Nous avons beaucoup discuté de la forme que nous voulions donner à ce compte-rendu et aucune ne nous a convenu. Parce que reformuler, c’est déjà intervenir sur le fond. C’est pourquoi nous faisons le choix de livrer une parole « brute » qui ne gomme pas nos différents points de vue, parfois contradictoires. Inventer une pensée collective qui ne fait pas l’impasse sur nos conflictualités, c’est dire qu’il est possible – essentiel – de les surmonter, pour pouvoir se retrouver ensemble et lutter contre le passe sanitaire et toute la techno-surveillance qu’on nous impose. D’autres comptes-rendus provisoires suivront car il manque encore des prises de paroles, des compléments et des notes. Mais il nous paraît urgent de ne plus attendre pour diffuser en l’état les interventions que nous avons eues ce soir-là, où nous nous sommes retrouvé.es à plus de 120 participant.es. (Lire l’appel de cette réunion ici)

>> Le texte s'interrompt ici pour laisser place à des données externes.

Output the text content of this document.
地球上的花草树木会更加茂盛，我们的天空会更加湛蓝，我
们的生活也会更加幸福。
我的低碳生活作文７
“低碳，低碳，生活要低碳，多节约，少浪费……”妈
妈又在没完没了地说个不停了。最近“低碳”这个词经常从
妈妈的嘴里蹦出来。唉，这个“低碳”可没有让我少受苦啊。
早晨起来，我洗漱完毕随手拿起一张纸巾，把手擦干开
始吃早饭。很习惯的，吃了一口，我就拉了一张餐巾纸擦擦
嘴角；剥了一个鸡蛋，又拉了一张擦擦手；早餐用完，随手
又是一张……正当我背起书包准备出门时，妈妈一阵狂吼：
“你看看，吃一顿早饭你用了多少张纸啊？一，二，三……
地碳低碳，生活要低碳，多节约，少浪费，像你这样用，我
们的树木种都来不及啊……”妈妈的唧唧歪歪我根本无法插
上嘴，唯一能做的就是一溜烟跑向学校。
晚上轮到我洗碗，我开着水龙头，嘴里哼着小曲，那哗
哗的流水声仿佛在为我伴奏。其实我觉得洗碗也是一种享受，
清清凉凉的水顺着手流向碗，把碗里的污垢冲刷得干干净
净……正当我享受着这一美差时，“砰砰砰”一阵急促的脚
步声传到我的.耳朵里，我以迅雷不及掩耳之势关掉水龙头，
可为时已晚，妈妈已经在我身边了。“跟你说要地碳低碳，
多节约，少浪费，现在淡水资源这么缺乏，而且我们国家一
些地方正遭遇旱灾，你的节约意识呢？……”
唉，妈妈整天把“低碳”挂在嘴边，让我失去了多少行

- Introduction par la Quadrature du net : Lutter contre le passe comme un des instruments de la techno-police. Extension permanente du domaine de la surveillance. Séparer, catégoriser les gens pour mieux les contrôler. Le passe s’inscrit dans la longue restriction des libertés fondamentales, dont celle de circuler, qui frappe essentiellement les sans-papiers. Là, c’est étendu à d’autres catégories de populations. Le passe n’a rien de sanitaire mais tout de sécuritaire.
- un syndicaliste SUD-commerce : de nombreux magasins ou chaînes de supermarchés font pression pour contraindre le personnel à la vaccination alors que ce n’est pas obligatoire. Son syndicat défend beaucoup de gens qui sont mis à pied abusivement. Son syndicat reste ouvert à toute réclamation et/ou revendication pour construire le rapport de force.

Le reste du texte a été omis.